Another game, “Queers in Love at the End of the World,” is all narrative and no graphics. Made by Anna Anthropy, it’s set up like a Choose-Your-Own-Adventure book where the player chooses among several hyperlinked text phrases that lead to yet more choices. But as you read, in one corner of the screen, a clock ticks down the final ten seconds before the end of the world. You choose between phrases such as “Kiss Me Please,” “Don’t Let Me Go,” “I Love You.” Precious seconds scroll by as you hurriedly click through links, racing the clock: “Look Into Her eyes” — click — “Look Deeper” — click — “Worlds, Galaxies, Universes” — click — “Forever” — click — “Forever” — click “Forever.”
Yet another game was the two-player “Realistic Kissing Simulator” in which players navigate big, sloppy tongues around the other player’s face, poking eyes or nose, or just floating there, cobra-like, in front of the other player’s advances. There are no points to be won, no real competition. It’s unapologetically silly, non-gender-specific and non-sexualized. The game’s creators, Loren Schmidt and Jimmy Andrews, say their idea was to re-create the awkwardness of a first kiss.
Despite their titles, explicitly LGBT characters are rarely visible in these games. More often the characters are vague, offering a role that any player can embody as they choose. Still, few large gamemakers—companies known as AAA developers—seem eager to engage in a conversation about LGBT representation. Large developers WarGaming America, Cryptic Studios and Electronic Arts failed to respond to phone calls, emails and in one case, visits to their offices, to get their perspective.
One developer willing to discuss the topic is Jeffery Yohalem, a writer and designer with French gamemaker Ubisoft. Ubisoft has been one of the few companies to feature games with homosexual characters, such as “Assassin’s Creed.” At QGCon, Yohalem gave a talk called “Queering AAA” in which he offered a market-driven approach to changing games. For him, an ideal model is the film industry.
“In Hollywood you have these prestige films coming out that are going to win the Oscars, which are about diversity and difficult, risky subjects. But then, you have the blockbusters that play it safe.” Yohalem said the gaming industry should also diversify between niche markets and big money-makers.
Conference participants frequently drew parallels to movies. Ruberg said when film emerged, it was seen as silly and frivolous, the way games largely are now. But as the medium matured, filmmakers began using it as a way to grapple with serious social issues. “Games right now are at a crossroads where society is about to accept them as a mature medium,” Yohalem said.
Matt Conn, who organizes the LGBT-themed GaymerX gathering in San Francisco agrees that there’s a shift underway in gaming, as simple design platforms make it easier for individuals to create their own games.

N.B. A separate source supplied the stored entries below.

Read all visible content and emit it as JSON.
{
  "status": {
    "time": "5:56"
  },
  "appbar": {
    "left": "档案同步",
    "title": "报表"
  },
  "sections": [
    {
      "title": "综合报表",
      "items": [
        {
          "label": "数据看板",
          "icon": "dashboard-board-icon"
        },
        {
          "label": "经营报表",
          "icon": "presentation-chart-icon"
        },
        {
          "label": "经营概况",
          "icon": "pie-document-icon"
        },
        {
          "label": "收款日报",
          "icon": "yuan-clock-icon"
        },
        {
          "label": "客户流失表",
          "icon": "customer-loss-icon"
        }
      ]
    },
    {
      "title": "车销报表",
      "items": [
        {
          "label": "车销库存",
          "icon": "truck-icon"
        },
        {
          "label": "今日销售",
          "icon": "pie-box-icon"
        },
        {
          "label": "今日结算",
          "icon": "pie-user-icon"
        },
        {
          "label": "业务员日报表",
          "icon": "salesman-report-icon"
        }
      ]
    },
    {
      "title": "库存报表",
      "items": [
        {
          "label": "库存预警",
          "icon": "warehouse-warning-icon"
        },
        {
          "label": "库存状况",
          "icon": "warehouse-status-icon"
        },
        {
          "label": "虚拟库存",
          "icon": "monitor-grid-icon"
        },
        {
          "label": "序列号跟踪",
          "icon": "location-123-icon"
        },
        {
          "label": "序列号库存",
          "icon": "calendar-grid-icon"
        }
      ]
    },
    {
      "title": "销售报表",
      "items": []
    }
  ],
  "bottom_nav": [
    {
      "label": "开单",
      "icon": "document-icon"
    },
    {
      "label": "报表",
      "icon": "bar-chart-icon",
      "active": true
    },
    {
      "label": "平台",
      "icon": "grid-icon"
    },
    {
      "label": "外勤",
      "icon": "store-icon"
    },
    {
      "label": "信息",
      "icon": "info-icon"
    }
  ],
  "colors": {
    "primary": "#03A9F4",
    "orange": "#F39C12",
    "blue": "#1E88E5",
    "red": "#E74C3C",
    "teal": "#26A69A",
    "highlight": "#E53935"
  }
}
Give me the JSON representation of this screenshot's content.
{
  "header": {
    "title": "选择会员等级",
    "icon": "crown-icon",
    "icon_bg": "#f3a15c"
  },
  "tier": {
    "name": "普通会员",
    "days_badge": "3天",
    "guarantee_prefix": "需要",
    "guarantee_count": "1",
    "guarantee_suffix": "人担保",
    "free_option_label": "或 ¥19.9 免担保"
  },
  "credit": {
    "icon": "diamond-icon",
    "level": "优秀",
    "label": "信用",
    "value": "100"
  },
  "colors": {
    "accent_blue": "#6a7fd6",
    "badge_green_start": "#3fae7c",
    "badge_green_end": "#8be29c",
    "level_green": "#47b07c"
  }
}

His next project, the game “Read Only Memories,” features a reporter trying to solve a kidnapping. He set it in a future San Francisco so he can make the powerful LGBT characters that he hopes to see.
“Because it’s 50 years in the future, it wouldn’t be weird to think that there would be people who would be non-gender binary, or trans, or gay, in positions of power,” he says. “Fifty years ago, no one would think that we’d have a black president. Now we do. Right now, no one would say a gay guy could run for president. Right now that wouldn’t happen; 50 years from now, maybe, probably.”